Nearly 200 people lost their lives in Germany and Belgium.
Europe is on Tuesday to pay tribute to the 196 lives lost in devastating floods.
Belgium honoured its 31 dead with a minute of silence at midday as part of its day of "national mourning". All flags are flown at half-mast for the day.
King Philippe and Prime Minister Alexander de Croo observed the minute of silence in Verviers, near Liege, where water from the torrential rain unleashed considerable damage after meeting with rescue workers and victims.
European Council President Charles Michel, a former Belgian Prime Minister, joined in silence with other EU officials at the bloc's headquarters in Brussels.
"Our thoughts are with their (the victims') families and friends," he wrote on Twitter. "The EU stands by you at this difficult time."
About 70 people are still unaccounted for across Belgium following the floods of July 14 and 15, according to the crisis centre. The figure has gone down significantly over the past 48 hours as telephone lines have been restored.
The Vesdre valley, a tributary of the Meuse that burst its banks under the effect of the torrential rains and the saturation of a dam, is home to at least half of the victims, according to local politicians.

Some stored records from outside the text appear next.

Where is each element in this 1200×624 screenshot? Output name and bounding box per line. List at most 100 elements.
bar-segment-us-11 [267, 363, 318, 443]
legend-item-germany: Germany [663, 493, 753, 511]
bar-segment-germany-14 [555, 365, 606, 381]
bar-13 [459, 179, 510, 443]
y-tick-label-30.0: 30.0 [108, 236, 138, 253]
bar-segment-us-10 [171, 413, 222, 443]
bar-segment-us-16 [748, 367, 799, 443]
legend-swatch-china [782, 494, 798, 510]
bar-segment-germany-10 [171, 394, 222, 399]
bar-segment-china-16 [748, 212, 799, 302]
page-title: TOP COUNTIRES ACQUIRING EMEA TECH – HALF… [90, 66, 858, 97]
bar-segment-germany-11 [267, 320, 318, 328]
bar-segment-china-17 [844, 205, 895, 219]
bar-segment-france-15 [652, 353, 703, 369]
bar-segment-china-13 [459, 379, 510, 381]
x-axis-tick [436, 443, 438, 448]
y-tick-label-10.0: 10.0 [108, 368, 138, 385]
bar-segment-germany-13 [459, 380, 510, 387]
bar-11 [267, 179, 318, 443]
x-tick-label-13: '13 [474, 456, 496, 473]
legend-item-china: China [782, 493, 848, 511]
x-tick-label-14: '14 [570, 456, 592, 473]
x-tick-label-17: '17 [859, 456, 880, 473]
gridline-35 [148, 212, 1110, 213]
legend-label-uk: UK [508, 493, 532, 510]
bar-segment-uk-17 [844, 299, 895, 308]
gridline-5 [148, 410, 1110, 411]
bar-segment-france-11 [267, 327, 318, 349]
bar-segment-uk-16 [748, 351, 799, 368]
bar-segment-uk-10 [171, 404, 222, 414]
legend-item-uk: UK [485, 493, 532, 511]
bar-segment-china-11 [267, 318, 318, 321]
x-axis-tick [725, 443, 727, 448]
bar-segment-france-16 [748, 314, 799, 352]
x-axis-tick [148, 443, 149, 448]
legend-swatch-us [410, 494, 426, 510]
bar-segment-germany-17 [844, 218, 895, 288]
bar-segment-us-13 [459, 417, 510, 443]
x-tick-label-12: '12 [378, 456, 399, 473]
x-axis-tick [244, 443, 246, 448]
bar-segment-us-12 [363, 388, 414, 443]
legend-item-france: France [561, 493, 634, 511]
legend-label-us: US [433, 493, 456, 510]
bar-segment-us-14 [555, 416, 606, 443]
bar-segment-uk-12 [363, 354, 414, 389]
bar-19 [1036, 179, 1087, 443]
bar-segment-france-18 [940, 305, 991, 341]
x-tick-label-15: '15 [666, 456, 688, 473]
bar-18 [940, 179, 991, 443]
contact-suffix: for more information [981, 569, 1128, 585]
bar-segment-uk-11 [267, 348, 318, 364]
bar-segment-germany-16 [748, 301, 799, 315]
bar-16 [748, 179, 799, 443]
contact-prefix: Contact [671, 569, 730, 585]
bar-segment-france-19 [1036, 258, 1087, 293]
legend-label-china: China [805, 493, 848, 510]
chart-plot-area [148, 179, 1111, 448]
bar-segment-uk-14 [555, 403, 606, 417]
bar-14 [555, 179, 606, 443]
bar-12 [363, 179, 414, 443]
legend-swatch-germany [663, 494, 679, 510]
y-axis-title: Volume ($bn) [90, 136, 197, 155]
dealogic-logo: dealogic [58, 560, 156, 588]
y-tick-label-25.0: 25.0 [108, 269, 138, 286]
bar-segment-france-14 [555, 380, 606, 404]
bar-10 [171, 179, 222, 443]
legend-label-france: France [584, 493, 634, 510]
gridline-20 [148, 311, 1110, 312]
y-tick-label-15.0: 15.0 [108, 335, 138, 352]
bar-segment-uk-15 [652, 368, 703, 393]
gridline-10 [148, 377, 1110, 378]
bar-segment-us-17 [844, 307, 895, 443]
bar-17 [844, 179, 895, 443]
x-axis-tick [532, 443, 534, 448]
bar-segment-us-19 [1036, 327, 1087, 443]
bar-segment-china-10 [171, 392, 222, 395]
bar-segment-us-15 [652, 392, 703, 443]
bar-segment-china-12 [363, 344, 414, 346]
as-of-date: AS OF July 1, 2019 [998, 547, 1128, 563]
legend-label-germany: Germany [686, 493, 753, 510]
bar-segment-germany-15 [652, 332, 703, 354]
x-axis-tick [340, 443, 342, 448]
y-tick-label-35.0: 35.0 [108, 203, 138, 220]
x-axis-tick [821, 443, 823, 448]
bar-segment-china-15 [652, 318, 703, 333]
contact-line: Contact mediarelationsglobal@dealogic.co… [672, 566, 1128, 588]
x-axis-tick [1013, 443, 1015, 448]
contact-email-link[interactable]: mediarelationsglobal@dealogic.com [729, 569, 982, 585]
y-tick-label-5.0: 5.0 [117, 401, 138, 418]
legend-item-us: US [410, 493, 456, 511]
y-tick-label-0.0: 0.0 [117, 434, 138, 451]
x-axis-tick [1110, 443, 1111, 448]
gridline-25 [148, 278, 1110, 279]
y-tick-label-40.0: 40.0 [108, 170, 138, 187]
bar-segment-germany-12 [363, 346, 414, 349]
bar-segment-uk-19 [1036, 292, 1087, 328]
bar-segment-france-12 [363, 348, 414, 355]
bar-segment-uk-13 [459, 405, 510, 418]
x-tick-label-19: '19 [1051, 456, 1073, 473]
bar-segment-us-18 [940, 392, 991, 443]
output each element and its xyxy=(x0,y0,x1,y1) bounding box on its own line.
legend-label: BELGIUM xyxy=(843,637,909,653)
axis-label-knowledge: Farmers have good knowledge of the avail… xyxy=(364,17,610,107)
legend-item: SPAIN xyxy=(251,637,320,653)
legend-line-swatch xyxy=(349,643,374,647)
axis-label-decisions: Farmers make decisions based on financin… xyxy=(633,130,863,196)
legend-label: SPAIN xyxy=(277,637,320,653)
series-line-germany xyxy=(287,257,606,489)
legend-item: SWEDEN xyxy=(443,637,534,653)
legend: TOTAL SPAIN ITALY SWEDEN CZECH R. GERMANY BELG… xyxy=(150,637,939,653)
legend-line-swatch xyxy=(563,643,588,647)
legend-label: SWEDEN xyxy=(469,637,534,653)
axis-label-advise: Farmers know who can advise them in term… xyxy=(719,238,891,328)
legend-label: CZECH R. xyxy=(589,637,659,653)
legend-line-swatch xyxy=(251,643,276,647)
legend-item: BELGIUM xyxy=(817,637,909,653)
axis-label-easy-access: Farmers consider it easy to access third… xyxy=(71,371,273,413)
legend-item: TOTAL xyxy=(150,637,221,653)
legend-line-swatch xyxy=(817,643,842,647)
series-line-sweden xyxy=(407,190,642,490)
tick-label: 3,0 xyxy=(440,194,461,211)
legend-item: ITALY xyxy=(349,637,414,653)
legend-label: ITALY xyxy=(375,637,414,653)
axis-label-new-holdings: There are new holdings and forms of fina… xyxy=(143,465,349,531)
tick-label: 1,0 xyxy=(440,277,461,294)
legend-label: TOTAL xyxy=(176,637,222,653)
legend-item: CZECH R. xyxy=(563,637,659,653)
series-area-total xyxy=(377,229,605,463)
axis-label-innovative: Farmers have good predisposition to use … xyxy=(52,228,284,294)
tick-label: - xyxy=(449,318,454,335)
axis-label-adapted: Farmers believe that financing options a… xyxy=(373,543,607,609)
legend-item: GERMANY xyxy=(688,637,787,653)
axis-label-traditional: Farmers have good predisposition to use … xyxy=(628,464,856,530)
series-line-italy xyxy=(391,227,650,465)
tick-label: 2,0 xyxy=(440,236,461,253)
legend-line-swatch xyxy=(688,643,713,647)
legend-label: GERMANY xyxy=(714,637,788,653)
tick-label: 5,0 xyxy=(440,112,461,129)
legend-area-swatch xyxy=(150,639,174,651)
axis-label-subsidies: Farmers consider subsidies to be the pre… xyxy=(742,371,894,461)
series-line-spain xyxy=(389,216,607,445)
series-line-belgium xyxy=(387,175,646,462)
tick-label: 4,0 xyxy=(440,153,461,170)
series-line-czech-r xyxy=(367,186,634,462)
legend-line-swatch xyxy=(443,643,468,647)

European Union environment ministers, who are meeting in Slovenia on Tuesday, will also observe the minute of silence.
German Chancellor Angela Merkel will meanwhile visit North Rhine-Westphalia on Tuesday to talks to rescuers and meet with the region's Minister-President Armin Laschet.
Germany has borne the brunt of the floodings with 165 fatalities recorded so far — 117 in Rhineland-Palatinate, 47 in North Rhine-Westphalia and one in Bavaria.
It comes a day after she promised to improve the country's disaster warning system, severely criticised since the floods.
A German government spokeswoman conceded that "the experiences we have had with this disaster show that we have to do more and better."
Civil protection president Armin Schuster called on public radio for "the return of the good old sirens", so as not to rely solely on digital tools but the siren system — a legacy of the Cold War to warn in case of a nuclear attack in particular — proved ineffective in September 2020, when a major test at national level turned into a fiasco.
Some of the sirens did not go off due to technical problems, and some municipalities removed them altogether, deeming them useless.
Nearly 750 people were also injured in Germany because of the floods. Nearly 200 are still missing.